Ruby技術者認定試験公式ガイドは、引越しをキッカケに始めた「持ってるものを最大限利用しようプロジェクト」という個人的プロジェクトの一環で購入。なんというか、引越しで金がどんどん出て行くとそれが定常状態のような錯覚に陥り、スマートフォンとか使えるものまで買い換えたくなるので例えばソフトバンクとの契約を解約したiPhoneだってアプリ開発や音楽・ポッドキャストを聞くのに役立てよう。ということから始まり、「持ってるもの」は形あるものだけとは限らんよなということでrubyにまで拡張された。会社で、2ヶ月とか3ヶ月で何かしら技術を磨くのを各自宣言するための合宿といううざい企画があるのだがそれにはこの個人的プロジェクトを適用して終りだ。

電子書籍のほうはなんせ大地の子が大作なのでこれだけ感想をいう。
bookストア2Dfactoで買った本をギャラクシータブで読んでみたいと思って軽く1つ買ってみたら見事にハマってしまい時間を惜しんで一気に読みきった。3巻セットと思っていたら4巻セットであり、本だと1つ1つ厚みがあって尻込みするが電子書籍だと1ページ1ページ繰っていくだけなのでいつの間にか読み終わる。長時間ギャラクシータブに触れていたことで愛着も湧き、持ってるものプロジェクトに沿う。

さて本の内容は、満州開拓団として中国に行った日本人家族が敗戦濃厚の余波をうけ政府に見捨てられ、父と息子・その妹だけ生き残るが父は南方戦線に連れて行かれ(その後敗戦となり一人日本にとりのこされる)息子と妹はそれぞれ別の中国農民に買われていく。息子が主人公で、出自が日本人であることが文化大革命のため汚点となり続け、なんのかんのと辛酸の限りをなめつくし大人になっていくが、文化大革命の終了により転機を迎える。革命は中国の国力を恐ろしく衰退させていたので、政府は故・毛沢東の「鉄をもって要となす」の言葉どおり最新鋭の製鉄所を日本の技術協力を得て建設していく、そこで技術者でもあり日本語もできる息子が活躍・・・でクライマックスへとつながっていく。

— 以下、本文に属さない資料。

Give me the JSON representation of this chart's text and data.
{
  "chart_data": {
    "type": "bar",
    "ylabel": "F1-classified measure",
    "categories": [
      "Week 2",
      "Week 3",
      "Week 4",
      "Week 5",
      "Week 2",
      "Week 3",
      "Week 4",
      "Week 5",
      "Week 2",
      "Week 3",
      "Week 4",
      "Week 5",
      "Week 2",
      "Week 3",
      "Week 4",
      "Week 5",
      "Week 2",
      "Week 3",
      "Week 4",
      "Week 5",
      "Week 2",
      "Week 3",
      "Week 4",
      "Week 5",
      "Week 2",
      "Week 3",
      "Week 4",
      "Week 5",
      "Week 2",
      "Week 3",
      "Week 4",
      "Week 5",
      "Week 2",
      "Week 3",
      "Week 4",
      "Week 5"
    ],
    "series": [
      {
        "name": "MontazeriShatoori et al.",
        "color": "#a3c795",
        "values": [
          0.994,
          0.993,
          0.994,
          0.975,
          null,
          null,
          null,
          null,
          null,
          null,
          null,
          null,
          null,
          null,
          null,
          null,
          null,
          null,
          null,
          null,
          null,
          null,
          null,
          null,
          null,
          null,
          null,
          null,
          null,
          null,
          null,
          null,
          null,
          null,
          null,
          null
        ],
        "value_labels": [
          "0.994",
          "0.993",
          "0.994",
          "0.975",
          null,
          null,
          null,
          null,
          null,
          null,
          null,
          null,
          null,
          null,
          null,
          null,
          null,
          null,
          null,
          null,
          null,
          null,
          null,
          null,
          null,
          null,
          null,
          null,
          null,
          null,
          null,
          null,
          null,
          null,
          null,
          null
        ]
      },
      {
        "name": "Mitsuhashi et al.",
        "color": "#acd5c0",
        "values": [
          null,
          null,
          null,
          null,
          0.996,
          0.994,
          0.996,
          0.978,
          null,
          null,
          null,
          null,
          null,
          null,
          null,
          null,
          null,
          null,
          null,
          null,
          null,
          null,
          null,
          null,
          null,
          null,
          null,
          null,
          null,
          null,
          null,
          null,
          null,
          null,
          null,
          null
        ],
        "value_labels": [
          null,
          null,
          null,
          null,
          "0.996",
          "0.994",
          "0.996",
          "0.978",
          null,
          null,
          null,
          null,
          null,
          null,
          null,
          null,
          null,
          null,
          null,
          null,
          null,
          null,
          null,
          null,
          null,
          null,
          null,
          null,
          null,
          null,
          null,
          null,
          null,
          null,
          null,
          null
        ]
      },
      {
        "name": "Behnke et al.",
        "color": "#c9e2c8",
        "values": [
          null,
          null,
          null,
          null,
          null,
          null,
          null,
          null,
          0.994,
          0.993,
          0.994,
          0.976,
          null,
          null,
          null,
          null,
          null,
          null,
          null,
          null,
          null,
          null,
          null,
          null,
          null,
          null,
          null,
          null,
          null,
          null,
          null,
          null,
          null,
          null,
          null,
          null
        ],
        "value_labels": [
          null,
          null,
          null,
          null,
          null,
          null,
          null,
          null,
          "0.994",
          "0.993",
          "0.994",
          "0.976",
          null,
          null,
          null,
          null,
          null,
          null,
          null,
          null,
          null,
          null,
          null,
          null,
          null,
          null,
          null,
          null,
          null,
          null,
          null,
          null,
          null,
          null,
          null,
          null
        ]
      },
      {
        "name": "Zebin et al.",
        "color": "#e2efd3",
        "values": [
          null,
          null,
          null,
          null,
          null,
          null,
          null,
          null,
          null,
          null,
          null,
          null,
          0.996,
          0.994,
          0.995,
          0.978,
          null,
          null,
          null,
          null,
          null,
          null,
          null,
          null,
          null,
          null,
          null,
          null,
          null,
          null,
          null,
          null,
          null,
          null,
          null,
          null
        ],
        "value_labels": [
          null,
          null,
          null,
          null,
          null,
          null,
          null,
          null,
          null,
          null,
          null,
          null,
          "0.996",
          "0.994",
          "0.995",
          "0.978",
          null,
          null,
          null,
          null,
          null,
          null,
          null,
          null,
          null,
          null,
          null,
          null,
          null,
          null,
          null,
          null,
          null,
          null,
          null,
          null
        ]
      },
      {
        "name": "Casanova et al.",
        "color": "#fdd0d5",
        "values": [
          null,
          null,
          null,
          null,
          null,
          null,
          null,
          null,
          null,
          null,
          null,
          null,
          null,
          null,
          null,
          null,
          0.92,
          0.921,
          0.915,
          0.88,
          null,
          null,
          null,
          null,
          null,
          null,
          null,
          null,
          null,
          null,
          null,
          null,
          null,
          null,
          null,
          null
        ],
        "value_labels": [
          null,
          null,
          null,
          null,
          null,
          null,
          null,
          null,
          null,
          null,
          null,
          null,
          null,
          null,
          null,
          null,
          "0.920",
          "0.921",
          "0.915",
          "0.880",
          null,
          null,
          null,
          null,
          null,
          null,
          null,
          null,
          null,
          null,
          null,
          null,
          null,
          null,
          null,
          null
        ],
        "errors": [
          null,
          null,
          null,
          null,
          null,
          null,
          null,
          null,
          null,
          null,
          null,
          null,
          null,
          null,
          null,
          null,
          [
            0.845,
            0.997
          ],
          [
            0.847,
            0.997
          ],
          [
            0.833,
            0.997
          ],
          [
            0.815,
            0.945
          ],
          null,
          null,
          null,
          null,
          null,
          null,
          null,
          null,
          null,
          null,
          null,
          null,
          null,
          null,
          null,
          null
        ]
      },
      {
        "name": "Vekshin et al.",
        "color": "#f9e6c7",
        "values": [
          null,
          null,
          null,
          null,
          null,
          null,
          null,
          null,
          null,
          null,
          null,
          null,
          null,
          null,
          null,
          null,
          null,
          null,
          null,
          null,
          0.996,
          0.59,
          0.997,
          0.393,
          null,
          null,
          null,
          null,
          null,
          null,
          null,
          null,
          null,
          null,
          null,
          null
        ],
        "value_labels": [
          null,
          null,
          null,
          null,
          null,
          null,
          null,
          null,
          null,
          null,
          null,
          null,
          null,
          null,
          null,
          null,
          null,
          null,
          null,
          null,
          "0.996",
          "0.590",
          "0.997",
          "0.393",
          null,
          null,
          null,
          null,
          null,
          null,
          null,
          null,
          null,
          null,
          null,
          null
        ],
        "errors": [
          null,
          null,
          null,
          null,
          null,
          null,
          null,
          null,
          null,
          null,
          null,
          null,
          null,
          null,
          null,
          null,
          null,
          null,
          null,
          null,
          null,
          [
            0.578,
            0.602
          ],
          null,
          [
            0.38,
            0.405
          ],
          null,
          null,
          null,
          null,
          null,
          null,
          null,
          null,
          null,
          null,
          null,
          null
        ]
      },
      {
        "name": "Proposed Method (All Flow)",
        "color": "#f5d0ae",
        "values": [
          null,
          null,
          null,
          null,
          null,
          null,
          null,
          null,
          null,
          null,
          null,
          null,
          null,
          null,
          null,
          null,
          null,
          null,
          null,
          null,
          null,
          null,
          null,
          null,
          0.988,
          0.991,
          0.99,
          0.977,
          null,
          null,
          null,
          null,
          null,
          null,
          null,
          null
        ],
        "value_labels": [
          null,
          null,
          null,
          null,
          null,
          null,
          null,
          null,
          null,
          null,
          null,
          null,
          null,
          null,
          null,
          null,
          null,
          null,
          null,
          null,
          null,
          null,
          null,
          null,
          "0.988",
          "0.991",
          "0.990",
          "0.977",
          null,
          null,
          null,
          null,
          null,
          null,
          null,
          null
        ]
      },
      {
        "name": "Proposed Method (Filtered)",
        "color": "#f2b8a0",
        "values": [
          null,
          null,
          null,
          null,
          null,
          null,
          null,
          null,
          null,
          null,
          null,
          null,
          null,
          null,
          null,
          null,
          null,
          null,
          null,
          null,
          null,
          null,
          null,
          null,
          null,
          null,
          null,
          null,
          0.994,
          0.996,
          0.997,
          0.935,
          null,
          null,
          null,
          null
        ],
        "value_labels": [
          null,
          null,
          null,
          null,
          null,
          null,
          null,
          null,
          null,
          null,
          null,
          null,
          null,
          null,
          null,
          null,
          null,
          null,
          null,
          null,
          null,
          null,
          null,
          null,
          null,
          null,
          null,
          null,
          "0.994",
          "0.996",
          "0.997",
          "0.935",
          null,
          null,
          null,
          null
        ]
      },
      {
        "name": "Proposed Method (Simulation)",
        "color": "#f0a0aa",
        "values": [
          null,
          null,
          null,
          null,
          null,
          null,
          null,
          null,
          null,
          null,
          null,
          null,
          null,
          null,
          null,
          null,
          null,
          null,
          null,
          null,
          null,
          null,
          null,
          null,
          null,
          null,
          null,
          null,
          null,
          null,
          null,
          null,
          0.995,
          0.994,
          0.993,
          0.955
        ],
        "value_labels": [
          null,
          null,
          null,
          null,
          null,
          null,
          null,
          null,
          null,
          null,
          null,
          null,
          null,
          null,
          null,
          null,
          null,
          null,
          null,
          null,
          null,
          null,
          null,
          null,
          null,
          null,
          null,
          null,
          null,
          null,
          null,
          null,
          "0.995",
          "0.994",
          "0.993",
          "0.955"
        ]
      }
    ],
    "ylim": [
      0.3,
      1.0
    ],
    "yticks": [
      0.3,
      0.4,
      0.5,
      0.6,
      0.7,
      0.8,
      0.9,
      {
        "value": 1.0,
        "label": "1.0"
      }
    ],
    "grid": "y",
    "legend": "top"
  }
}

クライマックスには2つの側面があるがネタバレ効果の薄い一方を言うことにすると、最新鋭の製鉄所を日中合作で建設していく過程がすごい。適地調査・選定から始まって価格・技術交渉、反日感情、国家の力で押してくる中国、主席・副主席の政争により遅れる工期、それによる日本側関連企業の打撃、原料調達のトラブル、エンジニアリングに対する思想の違い、そういうのを乗り越えて大プロジェクトがついに完成した時やっと生まれる日中関係者一同の一体感が、過程の描写が非常に詳細なことで浮き彫りにされている。あとがきを読むと山崎豊子が取材に苦労した様子が書かれていて、さもあろうと思う。

もう一方のクライマックスは本書の題名に関わることだが、可哀想だなと思いつつも現実的にはそうなるだろう。まさにドラマな人生を、歴史背景と結びつけて濃密に描いた大作。これを読んだあとにハゲタカを見ると薄っぺらくて仕方がない。